David broke off from the Mass just before the best part of the ride: a dance party broke out! We did a roundabout at the Polish Triangle between Ashland, Division and Milwaukee and then Alex took his bike/sound system onto the triangle itself and then the whole Mass joined him. For a few moments it just seemed like this was going to be the end of the ride--but then a few people started dancing. Soon, damn near the whole crowd was dancing and bystanders joined in to become participants. Todd climbed up onto a structure (dumpster?) and his dance quickly turned into a striptease until he was only clad in his boxers. Of course, Terry had to join him and quickly pulled her dress down to her waist--that girl gets topless at every given opportunity.

The music lowered and cops descended upon the group as Todd and Terry wisely descended from their dancing platform. I manuevered over to Todd with the same focus that one police officer did. I didn't say anything and simply observed, ready to provide him with my professional services to prevent him from being arrested if the situation became dicey. He handled the cops really well by questioning exactly what he/we were doing illegally in a respectful but not submissive attitude. After a bit of hassling, the cops calmed down and wandered through the group, occasionally investigating the contents of parked bike baskets, but basically convinced that while unorthodox, we weren't any sort of threat.

Towards the end of my stay, a girl was lifted into a tree and the cops quickly threatened to arrest her. Almost immediately after her feet hit the ground she began dancing. It was hilarious to watch the cops threaten to arrest her for climbing the tree. She sassily responded, "How can I be climbing a tree, I'm just dancing?" Some of her friends started a silly line dialogue of "what tree?" "I don't see a tree--do you see a tree?" "Free the trees!" I don't think the cops really are used to such silly, light-hearted, non-violent crowd behavior and didn't push the issue.

Shortly afterwards another ridiculuous dialogue broke out after they told us we had to leave when a person yelled, "we're waiting for the bus!" and everyone started clamoring in agreement. The officers shook their heads in vain and argued that we were not all waiting for the bus. "but what else would we all be doing at a bus stop?" The officers asserted against the tumult that we could not all be waiting for the bus, when a person piped up, "sure we are, it will just take a long time because only two bikes are allowed on a bus at a time." Our crowd almost lost it laughing--and the cops seemed to be struggling with laughter in the face of this ridiculously false, and yet undeniable argument.
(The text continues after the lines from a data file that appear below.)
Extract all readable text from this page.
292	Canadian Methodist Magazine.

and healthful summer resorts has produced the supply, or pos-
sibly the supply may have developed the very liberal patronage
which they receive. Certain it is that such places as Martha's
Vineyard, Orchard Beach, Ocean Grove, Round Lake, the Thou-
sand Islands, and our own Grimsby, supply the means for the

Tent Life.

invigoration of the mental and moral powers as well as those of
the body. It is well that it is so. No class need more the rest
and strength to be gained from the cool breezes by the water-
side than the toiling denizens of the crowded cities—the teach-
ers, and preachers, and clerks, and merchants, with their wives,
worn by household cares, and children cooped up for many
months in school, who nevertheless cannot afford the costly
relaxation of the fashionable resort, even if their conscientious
Everytime I have encountered CPD officers during the Mass I have been basically satisfied with their behavior. They seem confused and cautious by the group. On the one hand we are flagrantly breaking traffic laws and there is some public drinking and pot smoking. We certainly are drawing attention to ourselves and look like a rag-tagged bunch. On the other hand, we are ridiculously happy and non-violent. Unlike the NYPD, I can sense the CPD officers' hesitation to hassle a bunch of silly cyclists. Still, like all cops they always need to appear in control of a situation and this can lead them to be more assaholic than I would prefer. At the same time, they don't seem at all anxious to actually arrest anyone in front of the group. Would you want to arrest someone for a minor reason in front of thier friends? Would you want to arrest a cute dancing girl on NYE? I realized that the cops were bracing for a long NYE filled with drunken/disorderly/violent assholes and at first glimpse they probably thought that we were going to kick off that evening.

Once the tension with the cops was cut and the dance party died down I determined that it was safe for me to leave and headed home to get ready for John's NYE party. Smiles and giggles abounded.